As it turns out, that "small shawl" needs to be more like 69". Oh well. I've got plenty of yarn, so the only question is time. But I did want to finish reasonably quickly.
I thought I was getting close. I really did. (Well, close to the 60" goal anyway.) I thought I'd gotten close enough to start the top border pattern. I even went so far as to start it.
cough.
I can't even pretend that the problem was that I was on target for 60 but not 69....
Ugly wake up the first: the shawl was, in fact, at only 45 inches wide. I discovered this crisis, pulled the puppy off the needles, and confirmed that by measuring as though blocking.
Wile the border adds a few inches, it does not add 24 inches to the width. Sigh. I frogged back the four rows I'd done that commited me to the top border, having failed to take picutres while it was all spread out and starting to look like, you know, lace.
Of course, there was no life-line involved. So, while I was trying to get the stitches back on the needles, the lovely slippery yummy fine yarn slithered around trying to drop stitches. It took me long enough to finish a full repeat to get it all back on the needles correctly.
I need to do a serious push on this shawl. (Time to stop designing stuff and just KNIT this thing -- she'll be back in town by the end of the week!)
The there's other ugly wake up call. ... not quite as easy to get past.
We have defective shingles on our roof. That means that for the past ten years they've been flying off in every serious storm, and every so often we've had a small leak. Now we've got more leaks ... only this time we can't fix it by patching the roof. Evidently, the defective shawls have failed to the part where ... well... we have to get a new roof.

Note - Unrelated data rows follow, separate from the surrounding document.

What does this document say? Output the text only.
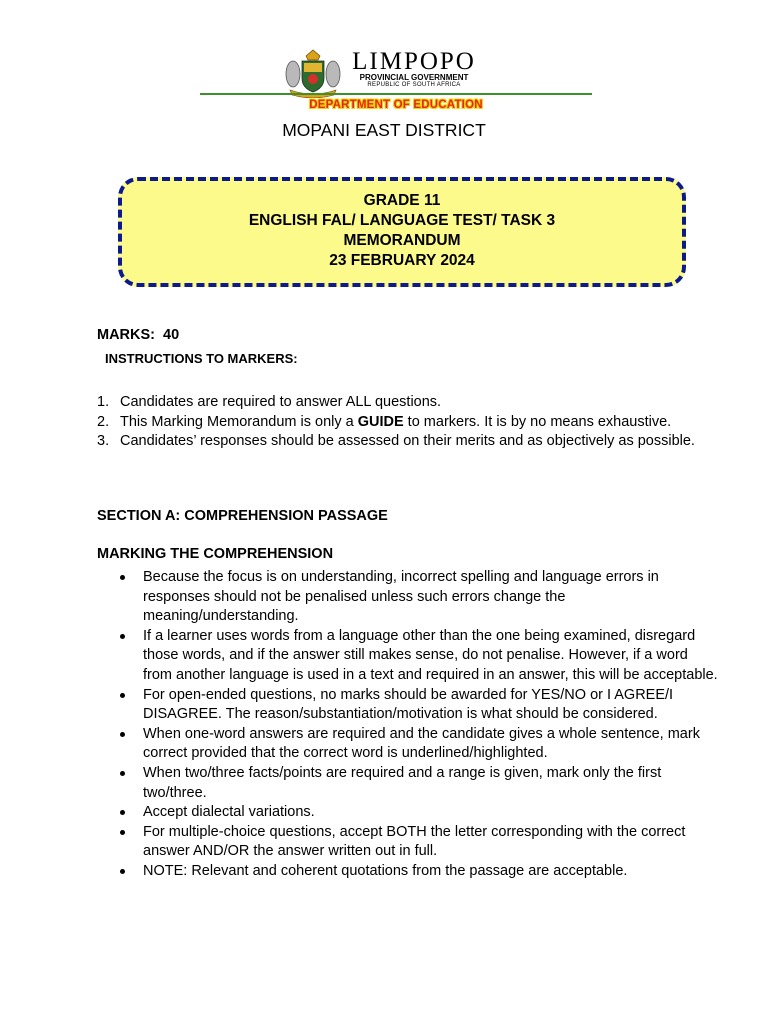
LIMPOPO
PROVINCIAL GOVERNMENT
REPUBLIC OF SOUTH AFRICA
DEPARTMENT OF EDUCATION
MOPANI EAST DISTRICT
GRADE 11
ENGLISH FAL/ LANGUAGE TEST/ TASK 3
MEMORANDUM
23 FEBRUARY 2024
MARKS:  40
INSTRUCTIONS TO MARKERS:
1. Candidates are required to answer ALL questions.
2. This Marking Memorandum is only a GUIDE to markers. It is by no means exhaustive.
3. Candidates’ responses should be assessed on their merits and as objectively as possible.
SECTION A: COMPREHENSION PASSAGE
MARKING THE COMPREHENSION
Because the focus is on understanding, incorrect spelling and language errors in responses should not be penalised unless such errors change the meaning/understanding.
If a learner uses words from a language other than the one being examined, disregard those words, and if the answer still makes sense, do not penalise. However, if a word from another language is used in a text and required in an answer, this will be acceptable.
For open-ended questions, no marks should be awarded for YES/NO or I AGREE/I DISAGREE. The reason/substantiation/motivation is what should be considered.
When one-word answers are required and the candidate gives a whole sentence, mark correct provided that the correct word is underlined/highlighted.
When two/three facts/points are required and a range is given, mark only the first two/three.
Accept dialectal variations.
For multiple-choice questions, accept BOTH the letter corresponding with the correct answer AND/OR the answer written out in full.
NOTE: Relevant and coherent quotations from the passage are acceptable.
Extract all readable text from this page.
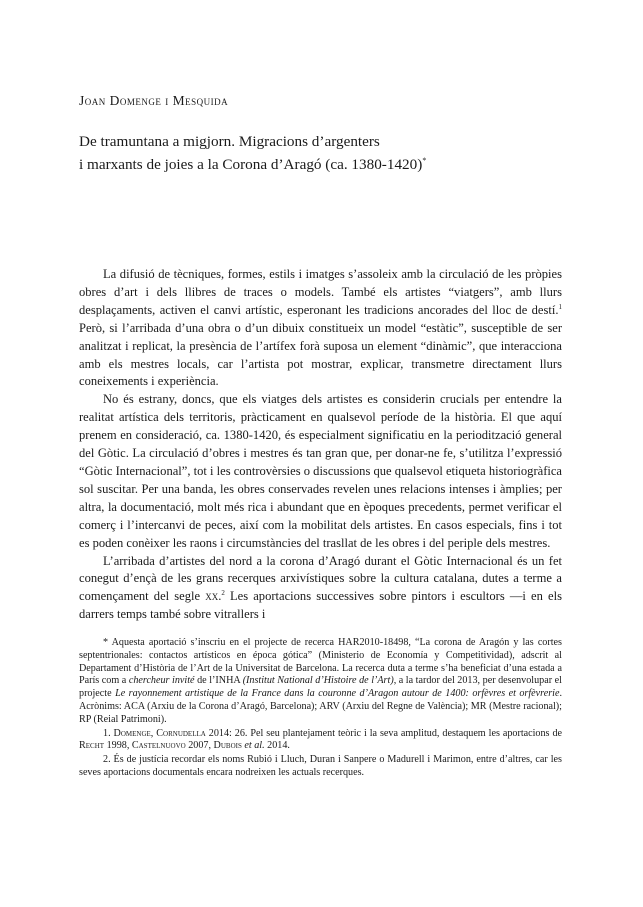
Joan Domenge i Mesquida
De tramuntana a migjorn. Migracions d’argenters
i marxants de joies a la Corona d’Aragó (ca. 1380-1420)*

La difusió de tècniques, formes, estils i imatges s’assoleix amb la circulació de les pròpies obres d’art i dels llibres de traces o models. També els artistes “viatgers”, amb llurs desplaçaments, activen el canvi artístic, esperonant les tradicions ancorades del lloc de destí.$^1$ Però, si l’arribada d’una obra o d’un dibuix constitueix un model “estàtic”, susceptible de ser analitzat i replicat, la presència de l’artífex forà suposa un element “dinàmic”, que interacciona amb els mestres locals, car l’artista pot mostrar, explicar, transmetre directament llurs coneixements i experiència.

No és estrany, doncs, que els viatges dels artistes es considerin crucials per entendre la realitat artística dels territoris, pràcticament en qualsevol període de la història. El que aquí prenem en consideració, ca. 1380-1420, és especialment significatiu en la periodització general del Gòtic. La circulació d’obres i mestres és tan gran que, per donar-ne fe, s’utilitza l’expressió “Gòtic Internacional”, tot i les controvèrsies o discussions que qualsevol etiqueta historiogràfica sol suscitar. Per una banda, les obres conservades revelen unes relacions intenses i àmplies; per altra, la documentació, molt més rica i abundant que en èpoques precedents, permet verificar el comerç i l’intercanvi de peces, així com la mobilitat dels artistes. En casos especials, fins i tot es poden conèixer les raons i circumstàncies del trasllat de les obres i del periple dels mestres.

L’arribada d’artistes del nord a la corona d’Aragó durant el Gòtic Internacional és un fet conegut d’ençà de les grans recerques arxivístiques sobre la cultura catalana, dutes a terme a començament del segle xx.$^2$ Les aportacions successives sobre pintors i escultors —i en els darrers temps també sobre vitrallers i

* Aquesta aportació s’inscriu en el projecte de recerca HAR2010-18498, “La corona de Aragón y las cortes septentrionales: contactos artísticos en época gótica” (Ministerio de Economía y Competitividad), adscrit al Departament d’Història de l’Art de la Universitat de Barcelona. La recerca duta a terme s’ha beneficiat d’una estada a París com a chercheur invité de l’INHA (Institut National d’Histoire de l’Art), a la tardor del 2013, per desenvolupar el projecte Le rayonnement artistique de la France dans la couronne d’Aragon autour de 1400: orfèvres et orfèvrerie. Acrònims: ACA (Arxiu de la Corona d’Aragó, Barcelona); ARV (Arxiu del Regne de València); MR (Mestre racional); RP (Reial Patrimoni).

1. Domenge, Cornudella 2014: 26. Pel seu plantejament teòric i la seva amplitud, destaquem les aportacions de Recht 1998, Castelnuovo 2007, Dubois et al. 2014.

2. És de justícia recordar els noms Rubió i Lluch, Duran i Sanpere o Madurell i Marimon, entre d’altres, car les seves aportacions documentals encara nodreixen les actuals recerques.
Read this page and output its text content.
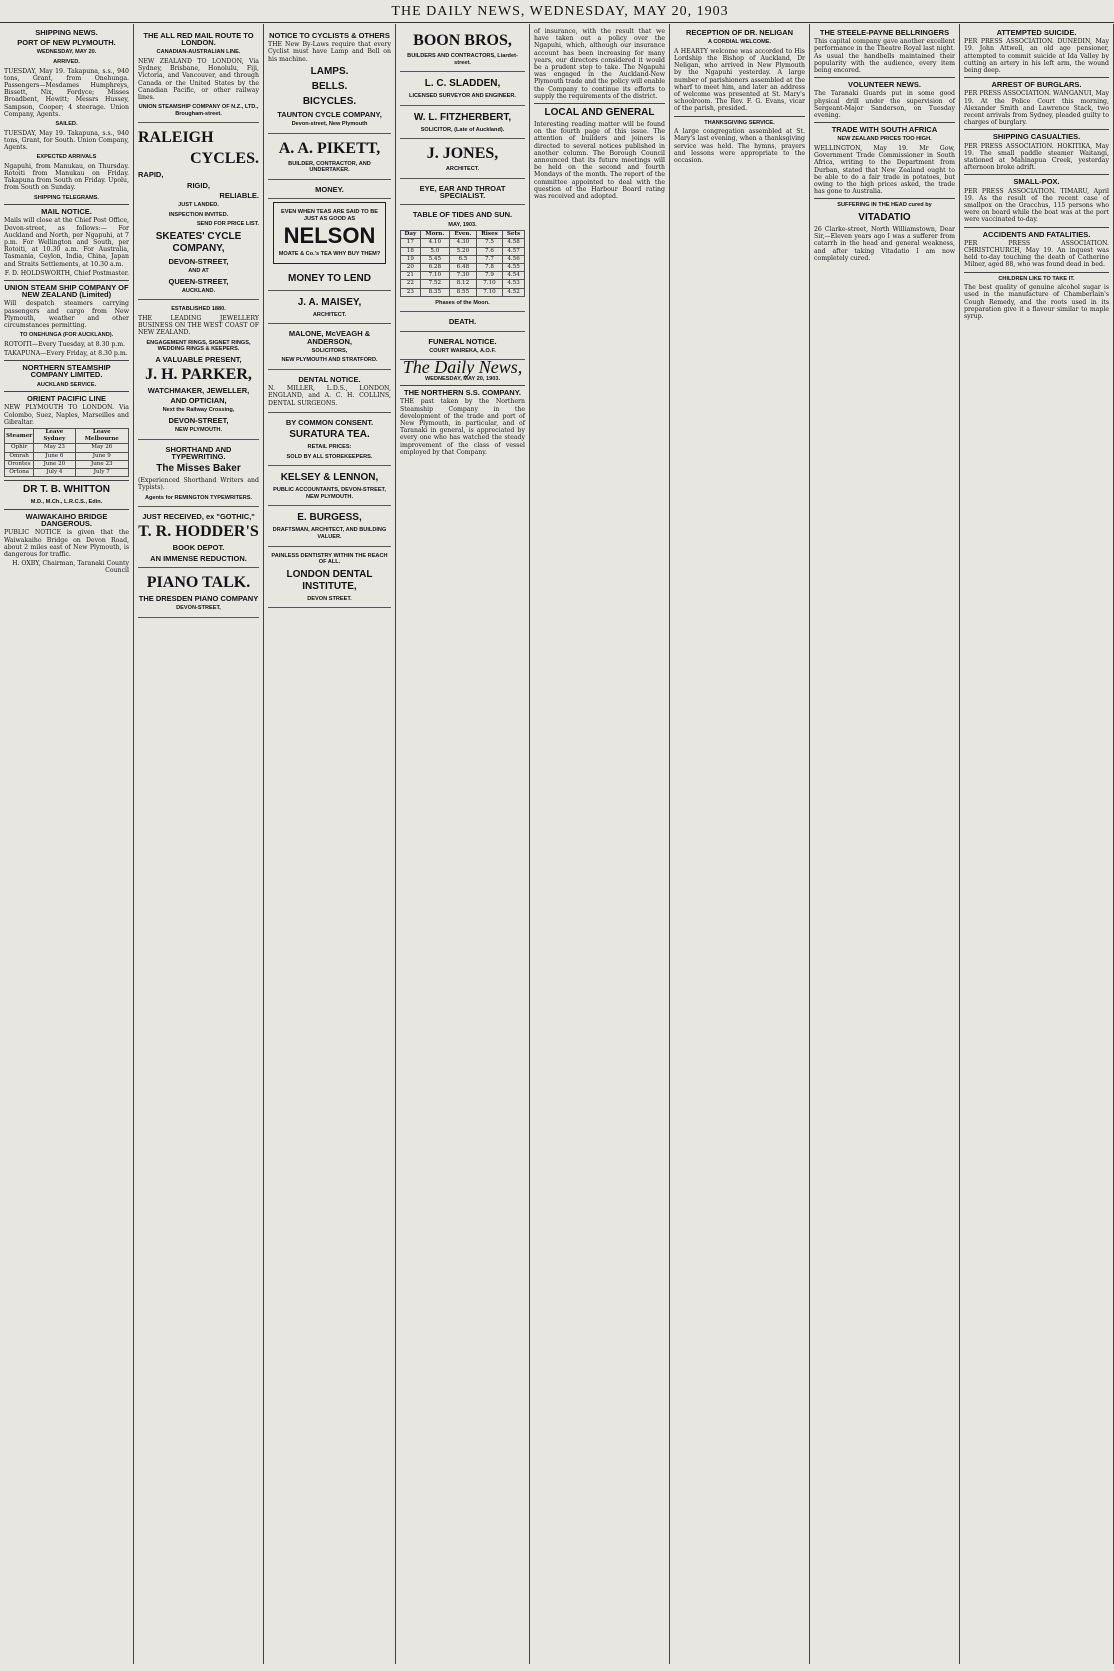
THE DAILY NEWS, WEDNESDAY, MAY 20, 1903
SHIPPING NEWS.
PORT OF NEW PLYMOUTH.
WEDNESDAY, MAY 20.
ARRIVED.
TUESDAY, May 19. Takapuna, s.s., 940 tons, Grant, from Onehunga. Passengers—Mesdames Humphreys, Bissett, Nix, Fordyce; Misses Broadbent, Hewitt; Messrs Hussey, Sampson, Cooper; 4 steerage. Union Company, Agents.
SAILED.
TUESDAY, May 19. Takapuna, s.s., 940 tons, Grant, for South. Union Company, Agents.
EXPECTED ARRIVALS
Ngapuhi, from Manukau, on Thursday. Rotoiti from Manukau on Friday. Takapuna from South on Friday. Upolu, from South on Sunday.
SHIPPING TELEGRAMS.
MAIL NOTICE.
Mails will close at the Chief Post Office, Devon-street, as follows:— For Auckland and North, per Ngapuhi, at 7 p.m. For Wellington and South, per Rotoiti, at 10.30 a.m. For Australia, Tasmania, Ceylon, India, China, Japan and Straits Settlements, at 10.30 a.m.
F. D. HOLDSWORTH, Chief Postmaster.
UNION STEAM SHIP COMPANY OF NEW ZEALAND (Limited)
Will despatch steamers carrying passengers and cargo from New Plymouth, weather and other circumstances permitting.
TO ONEHUNGA (FOR AUCKLAND).
ROTOITI—Every Tuesday, at 8.30 p.m.
TAKAPUNA—Every Friday, at 8.30 p.m.
NORTHERN STEAMSHIP COMPANY LIMITED.
AUCKLAND SERVICE.
ORIENT PACIFIC LINE
NEW PLYMOUTH TO LONDON. Via Colombo, Suez, Naples, Marseilles and Gibraltar.
Steamer	Leave Sydney	Leave Melbourne
Ophir	May 23	May 26
Omrah	June 6	June 9
Orontes	June 20	June 23
Ortona	July 4	July 7
DR T. B. WHITTON
M.D., M.Ch., L.R.C.S., Edin.
WAIWAKAIHO BRIDGE DANGEROUS.
PUBLIC NOTICE is given that the Waiwakaiho Bridge on Devon Road, about 2 miles east of New Plymouth, is dangerous for traffic.
H. OXBY, Chairman, Taranaki County Council
THE ALL RED MAIL ROUTE TO LONDON.
CANADIAN-AUSTRALIAN LINE.
NEW ZEALAND TO LONDON, Via Sydney, Brisbane, Honolulu, Fiji, Victoria, and Vancouver, and through Canada or the United States by the Canadian Pacific, or other railway lines.
UNION STEAMSHIP COMPANY OF N.Z., LTD., Brougham-street.
RALEIGH
CYCLES.
RAPID,
RIGID,
RELIABLE.
JUST LANDED.
INSPECTION INVITED.
SEND FOR PRICE LIST.
SKEATES' CYCLE COMPANY,
DEVON-STREET,
AND AT
QUEEN-STREET,
AUCKLAND.
ESTABLISHED 1880.
THE LEADING JEWELLERY BUSINESS ON THE WEST COAST OF NEW ZEALAND.
ENGAGEMENT RINGS, SIGNET RINGS, WEDDING RINGS & KEEPERS.
A VALUABLE PRESENT,
J. H. PARKER,
WATCHMAKER, JEWELLER,
AND OPTICIAN,
Next the Railway Crossing,
DEVON-STREET,
NEW PLYMOUTH.
SHORTHAND AND TYPEWRITING.
The Misses Baker
(Experienced Shorthand Writers and Typists).
Agents for REMINGTON TYPEWRITERS.
JUST RECEIVED, ex "GOTHIC,"
T. R. HODDER'S
BOOK DEPOT.
AN IMMENSE REDUCTION.
PIANO TALK.
THE DRESDEN PIANO COMPANY
DEVON-STREET,
NOTICE TO CYCLISTS & OTHERS
THE New By-Laws require that every Cyclist must have Lamp and Bell on his machine.
LAMPS.
BELLS.
BICYCLES.
TAUNTON CYCLE COMPANY,
Devon-street, New Plymouth
A. A. PIKETT,
BUILDER, CONTRACTOR, AND UNDERTAKER.
MONEY.
EVEN WHEN TEAS ARE SAID TO BE JUST AS GOOD AS
NELSON
MOATE & Co.'s TEA WHY BUY THEM?
MONEY TO LEND
J. A. MAISEY,
ARCHITECT.
MALONE, McVEAGH & ANDERSON,
SOLICITORS,
NEW PLYMOUTH AND STRATFORD.
DENTAL NOTICE.
N. MILLER, L.D.S., LONDON, ENGLAND, and A. C. H. COLLINS, DENTAL SURGEONS.
BY COMMON CONSENT.
SURATURA TEA.
RETAIL PRICES:
SOLD BY ALL STOREKEEPERS.
KELSEY & LENNON,
PUBLIC ACCOUNTANTS, DEVON-STREET, NEW PLYMOUTH.
E. BURGESS,
DRAFTSMAN, ARCHITECT, AND BUILDING VALUER.
PAINLESS DENTISTRY WITHIN THE REACH OF ALL.
LONDON DENTAL INSTITUTE,
DEVON STREET.
BOON BROS,
BUILDERS AND CONTRACTORS, Liardet-street.
L. C. SLADDEN,
LICENSED SURVEYOR AND ENGINEER.
W. L. FITZHERBERT,
SOLICITOR, (Late of Auckland).
J. JONES,
ARCHITECT.
EYE, EAR AND THROAT SPECIALIST.
TABLE OF TIDES AND SUN.
MAY, 1903.
Day	Morn.	Even.	Rises	Sets
17	4.10	4.30	7.5	4.58
18	5.0	5.20	7.6	4.57
19	5.45	6.5	7.7	4.56
20	6.28	6.48	7.8	4.55
21	7.10	7.30	7.9	4.54
22	7.52	8.12	7.10	4.53
23	8.35	8.55	7.10	4.52
Phases of the Moon.
DEATH.
FUNERAL NOTICE.
COURT WAIREKA, A.O.F.
The Daily News,
WEDNESDAY, MAY 20, 1903.
THE NORTHERN S.S. COMPANY.
THE past taken by the Northern Steamship Company in the development of the trade and port of New Plymouth, in particular, and of Taranaki in general, is appreciated by every one who has watched the steady improvement of the class of vessel employed by that Company.
of insurance, with the result that we have taken out a policy over the Ngapuhi, which, although our insurance account has been increasing for many years, our directors considered it would be a prudent step to take. The Ngapuhi was engaged in the Auckland-New Plymouth trade and the policy will enable the Company to continue its efforts to supply the requirements of the district.
LOCAL AND GENERAL
Interesting reading matter will be found on the fourth page of this issue. The attention of builders and joiners is directed to several notices published in another column. The Borough Council announced that its future meetings will be held on the second and fourth Mondays of the month. The report of the committee appointed to deal with the question of the Harbour Board rating was received and adopted.
RECEPTION OF DR. NELIGAN
A CORDIAL WELCOME.
A HEARTY welcome was accorded to His Lordship the Bishop of Auckland, Dr Neligan, who arrived in New Plymouth by the Ngapuhi yesterday. A large number of parishioners assembled at the wharf to meet him, and later an address of welcome was presented at St. Mary's schoolroom. The Rev. F. G. Evans, vicar of the parish, presided.
THANKSGIVING SERVICE.
A large congregation assembled at St. Mary's last evening, when a thanksgiving service was held. The hymns, prayers and lessons were appropriate to the occasion.
THE STEELE-PAYNE BELLRINGERS
This capital company gave another excellent performance in the Theatre Royal last night. As usual the handbells maintained their popularity with the audience, every item being encored.
VOLUNTEER NEWS.
The Taranaki Guards put in some good physical drill under the supervision of Sergeant-Major Sanderson, on Tuesday evening.
TRADE WITH SOUTH AFRICA
NEW ZEALAND PRICES TOO HIGH.
WELLINGTON, May 19. Mr Gow, Government Trade Commissioner in South Africa, writing to the Department from Durban, stated that New Zealand ought to be able to do a fair trade in potatoes, but owing to the high prices asked, the trade has gone to Australia.
SUFFERING IN THE HEAD cured by
VITADATIO
26 Clarke-street, North Williamstown, Dear Sir,—Eleven years ago I was a sufferer from catarrh in the head and general weakness, and after taking Vitadatio I am now completely cured.
ATTEMPTED SUICIDE.
PER PRESS ASSOCIATION. DUNEDIN, May 19. John Attwell, an old age pensioner, attempted to commit suicide at Ida Valley by cutting an artery in his left arm, the wound being deep.
ARREST OF BURGLARS.
PER PRESS ASSOCIATION. WANGANUI, May 19. At the Police Court this morning, Alexander Smith and Lawrence Stack, two recent arrivals from Sydney, pleaded guilty to charges of burglary.
SHIPPING CASUALTIES.
PER PRESS ASSOCIATION. HOKITIKA, May 19. The small paddle steamer Waitangi, stationed at Mahinapua Creek, yesterday afternoon broke adrift.
SMALL-POX.
PER PRESS ASSOCIATION. TIMARU, April 19. As the result of the recent case of smallpox on the Gracchus, 115 persons who were on board while the boat was at the port were vaccinated to-day.
ACCIDENTS AND FATALITIES.
PER PRESS ASSOCIATION. CHRISTCHURCH, May 19. An inquest was held to-day touching the death of Catherine Milner, aged 88, who was found dead in bed.
CHILDREN LIKE TO TAKE IT.
The best quality of genuine alcohol sugar is used in the manufacture of Chamberlain's Cough Remedy, and the roots used in its preparation give it a flavour similar to maple syrup.
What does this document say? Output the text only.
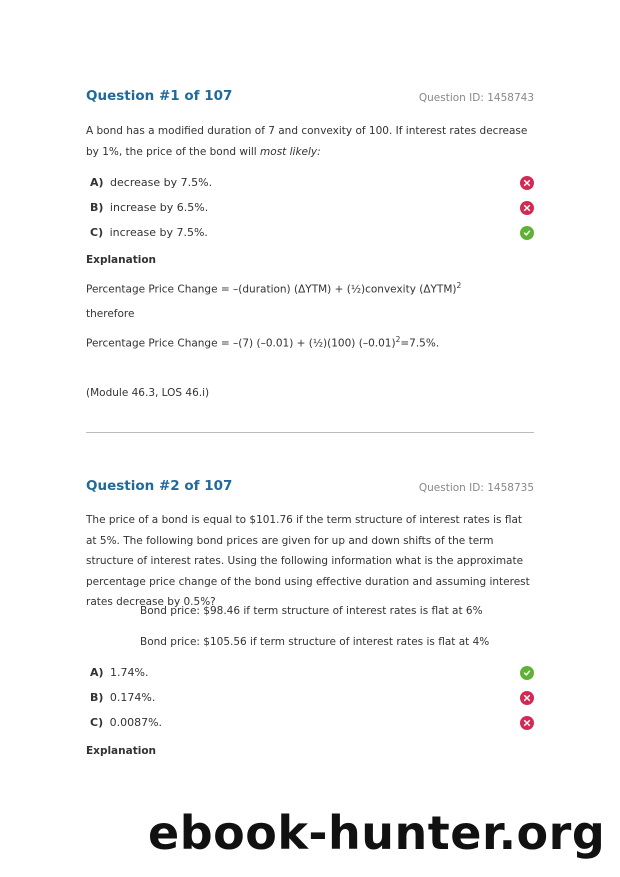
Question #1 of 107	Question ID: 1458743

A bond has a modified duration of 7 and convexity of 100. If interest rates decrease by 1%, the price of the bond will most likely:

A) decrease by 7.5%.
B) increase by 6.5%.
C) increase by 7.5%.
Explanation
Percentage Price Change = –(duration) (ΔYTM) + (½)convexity $(\Delta YTM)^2$
therefore
Percentage Price Change = –(7) (–0.01) + (½)(100) $(-0.01)^2=7.5\%$.
(Module 46.3, LOS 46.i)
Question #2 of 107	Question ID: 1458735

The price of a bond is equal to $101.76 if the term structure of interest rates is flat at 5%. The following bond prices are given for up and down shifts of the term structure of interest rates. Using the following information what is the approximate percentage price change of the bond using effective duration and assuming interest rates decrease by 0.5%?

Bond price: $98.46 if term structure of interest rates is flat at 6%
Bond price: $105.56 if term structure of interest rates is flat at 4%
A) 1.74%.
B) 0.174%.
C) 0.0087%.
Explanation
ebook-hunter.org
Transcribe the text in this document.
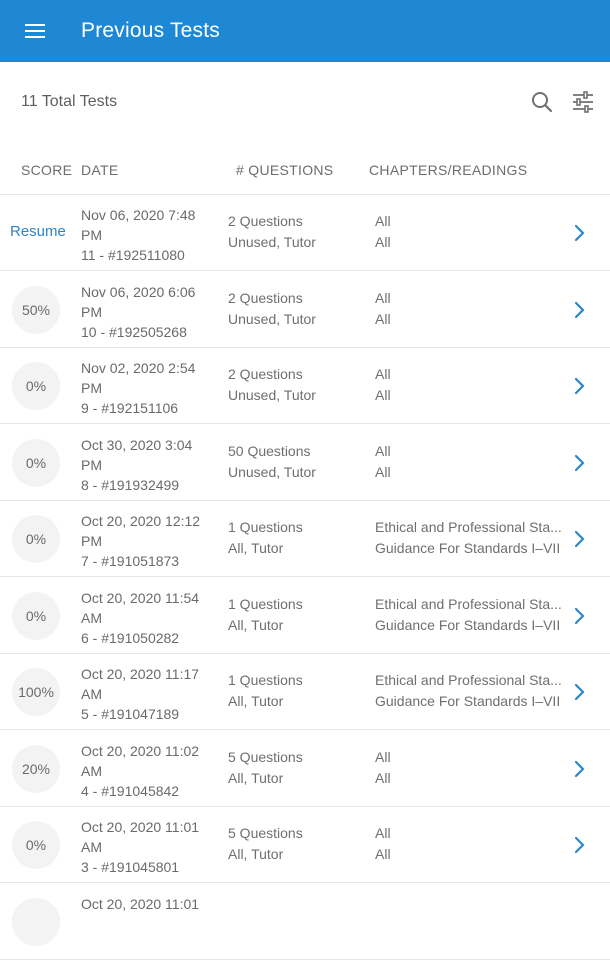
Previous Tests
11 Total Tests
SCORE DATE	# QUESTIONS	CHAPTERS/READINGS
Resume
Nov 06, 2020 7:48 PM
11 - #192511080
2 Questions
Unused, Tutor
All
All
50%
Nov 06, 2020 6:06 PM
10 - #192505268
2 Questions
Unused, Tutor
All
All
0%
Nov 02, 2020 2:54 PM
9 - #192151106
2 Questions
Unused, Tutor
All
All
0%
Oct 30, 2020 3:04 PM
8 - #191932499
50 Questions
Unused, Tutor
All
All
0%
Oct 20, 2020 12:12 PM
7 - #191051873
1 Questions
All, Tutor
Ethical and Professional Sta...
Guidance For Standards I–VII
0%
Oct 20, 2020 11:54 AM
6 - #191050282
1 Questions
All, Tutor
Ethical and Professional Sta...
Guidance For Standards I–VII
100%
Oct 20, 2020 11:17 AM
5 - #191047189
1 Questions
All, Tutor
Ethical and Professional Sta...
Guidance For Standards I–VII
20%
Oct 20, 2020 11:02 AM
4 - #191045842
5 Questions
All, Tutor
All
All
0%
Oct 20, 2020 11:01 AM
3 - #191045801
5 Questions
All, Tutor
All
All
Oct 20, 2020 11:01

We can't go to the company who made our defective shingles to honor their original thirty-year warranty, because, well, they went out of business. (I wonder why).
Sigh.
So... A new roof. (Can I change colors??) Theres a time honored tradition of putting a new roof on top of the old roof until you've got, oh, three layers up there. (That may or may not make changing colors more challenging). The roof on our house is it's first (as it should be, the house is only 15 years old). Ordinarily, in line with that there time-honored tradition; we'd be slapping new shingles up on our roof. Alas, that time honored tradition is not one we get to follow. We're special you see, ... our shingles are defective. That means that they're also warped. In order to put one roof on top of another roof, the existing roof needs to be flat. Warped shingles do not leave a flat roof.
Ugly wake up number two: not only do we have to get a new roof, we have to have a tear off (they rip the old roof completely off ... down to the plywood (which we're really hoping is till good), and start over pretty much from scratch. (At least that makes it easier to change the color.)






I'm so sorry- on both counts! When it rains, it pours.
Posted by: marissa | March 28, 2011 at 11:14 AM
Sorry - what a pair of bummers! Hope things will now be looking up ;o)
Posted by: Joy | March 28, 2011 at 03:54 PM
I feel like I'm missing the end to both of these stories! I hope at least one ends well!